Grownups and kids alike congratulated Cameron as the kickboxing/karate class assembled at Ambleside Park. Adults who I didn’t even recognize took the time to notice and encourage him – it’s one of the points that I appreciate at his dojo, the supportive team feeling.
“Line up,” called a Sensai, and in a rare gathering, kids and grownups lined up for class together. This was Training in the Park, a special event, and it was mid-day on one of the hottest days of summer. Thankfully the normal lineup protocol wasn’t followed. Usually the lowest belts are at the back, but this time they had the kids in front in one long line.
They did their warm-up together, running in a big circle, then two long snakes playing follow-the-leader. Pushups, jumping jacks (which Cameron has finally figured out), and stretches were followed by one-on-one no contact sparring. Basically, shadow-boxing while facing a partner.
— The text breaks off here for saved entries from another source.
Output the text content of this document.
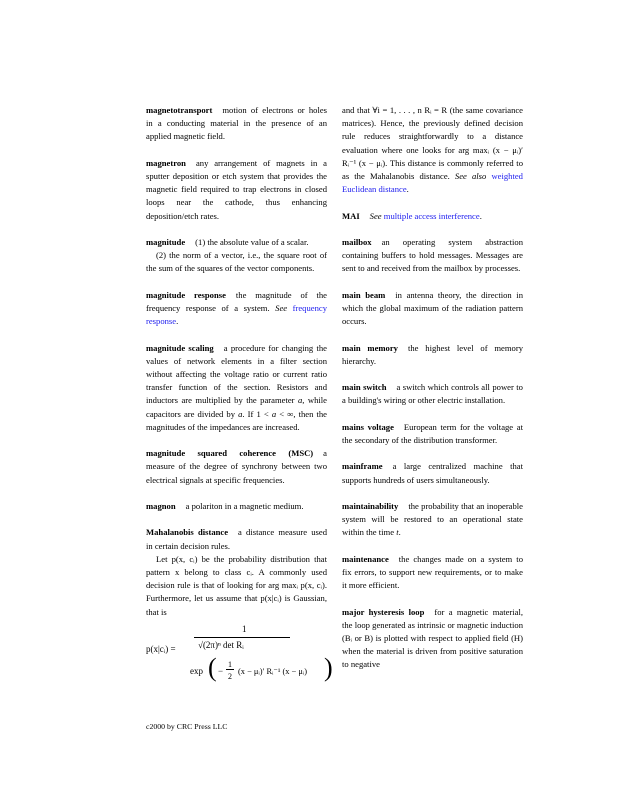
magnetotransport motion of electrons or holes in a conducting material in the presence of an applied magnetic field.

magnetron any arrangement of magnets in a sputter deposition or etch system that provides the magnetic field required to trap electrons in closed loops near the cathode, thus enhancing deposition/etch rates.

magnitude (1) the absolute value of a scalar.

(2) the norm of a vector, i.e., the square root of the sum of the squares of the vector components.

magnitude response the magnitude of the frequency response of a system. See frequency response.

magnitude scaling a procedure for changing the values of network elements in a filter section without affecting the voltage ratio or current ratio transfer function of the section. Resistors and inductors are multiplied by the parameter a, while capacitors are divided by a. If 1 < a < ∞, then the magnitudes of the impedances are increased.

magnitude squared coherence (MSC) a measure of the degree of synchrony between two electrical signals at specific frequencies.

magnon a polariton in a magnetic medium.

Mahalanobis distance a distance measure used in certain decision rules.

Let p(x, cᵢ) be the probability distribution that pattern x belong to class cᵢ. A commonly used decision rule is that of looking for arg maxᵢ p(x, cᵢ). Furthermore, let us assume that p(x|cᵢ) is Gaussian, that is

p(x|cᵢ) =
1
√(2π)ⁿ det Rᵢ
exp ( −
1
2
(x − μᵢ)′ Rᵢ⁻¹ (x − μᵢ) )

and that ∀i = 1, . . . , n Rᵢ = R (the same covariance matrices). Hence, the previously defined decision rule reduces straightforwardly to a distance evaluation where one looks for arg maxᵢ (x − μᵢ)′ Rᵢ⁻¹ (x − μᵢ). This distance is commonly referred to as the Mahalanobis distance. See also weighted Euclidean distance.

MAI See multiple access interference.

mailbox an operating system abstraction containing buffers to hold messages. Messages are sent to and received from the mailbox by processes.

main beam in antenna theory, the direction in which the global maximum of the radiation pattern occurs.

main memory the highest level of memory hierarchy.

main switch a switch which controls all power to a building's wiring or other electric installation.

mains voltage European term for the voltage at the secondary of the distribution transformer.

mainframe a large centralized machine that supports hundreds of users simultaneously.

maintainability the probability that an inoperable system will be restored to an operational state within the time t.

maintenance the changes made on a system to fix errors, to support new requirements, or to make it more efficient.

major hysteresis loop for a magnetic material, the loop generated as intrinsic or magnetic induction (Bᵢ or B) is plotted with respect to applied field (H) when the material is driven from positive saturation to negative

c2000 by CRC Press LLC
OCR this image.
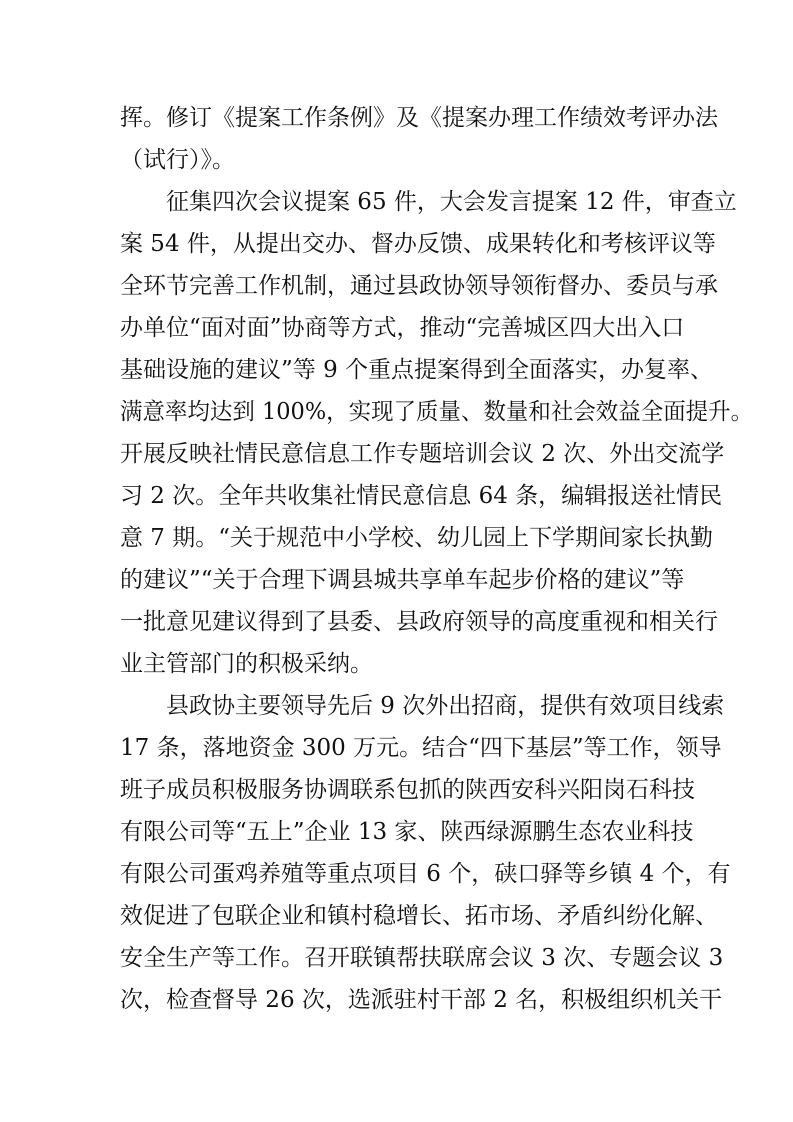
挥。修订《提案工作条例》及《提案办理工作绩效考评办法
（试行）》。
征集四次会议提案 65 件，大会发言提案 12 件，审查立
案 54 件，从提出交办、督办反馈、成果转化和考核评议等
全环节完善工作机制，通过县政协领导领衔督办、委员与承
办单位“面对面”协商等方式，推动“完善城区四大出入口
基础设施的建议”等 9 个重点提案得到全面落实，办复率、
满意率均达到 100%，实现了质量、数量和社会效益全面提升。
开展反映社情民意信息工作专题培训会议 2 次、外出交流学
习 2 次。全年共收集社情民意信息 64 条，编辑报送社情民
意 7 期。“关于规范中小学校、幼儿园上下学期间家长执勤
的建议”“关于合理下调县城共享单车起步价格的建议”等
一批意见建议得到了县委、县政府领导的高度重视和相关行
业主管部门的积极采纳。
县政协主要领导先后 9 次外出招商，提供有效项目线索
17 条，落地资金 300 万元。结合“四下基层”等工作，领导
班子成员积极服务协调联系包抓的陕西安科兴阳岗石科技
有限公司等“五上”企业 13 家、陕西绿源鹏生态农业科技
有限公司蛋鸡养殖等重点项目 6 个，硖口驿等乡镇 4 个，有
效促进了包联企业和镇村稳增长、拓市场、矛盾纠纷化解、
安全生产等工作。召开联镇帮扶联席会议 3 次、专题会议 3
次，检查督导 26 次，选派驻村干部 2 名，积极组织机关干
It’s harder for the instructors to tailor a class to suit all levels when they’ve got such a range, from the youngest and smallest to the most seasoned black belts. I didn’t pay much attention to what the adults got up to, as watching Cameron turned fascinating. As a white belt he was limited to practicing a front kick: knee up, fling out the flexed foot at a target, back to knee up, step back. On Sunday he got to try other kicks! A round kick, leading front, a front kick with a jump, and scissor kicks. That last one had me in stitches watching Cameron try to sort out which leg did what, when.
Classes are normally 45 minutes long, but since this was the only one of the day they worked out for over an hour with frequent water breaks. Cameron, who was still recovering from the jam-packed Saturday we’d had, was about ready to fall down by the end of it. Glazed eyes, red cheeks, he was done.
Done, yes. But happy. He’d had his first class as a yellow belt, outside, in fresh sea air and sunshine, surrounded by smiling friendly people.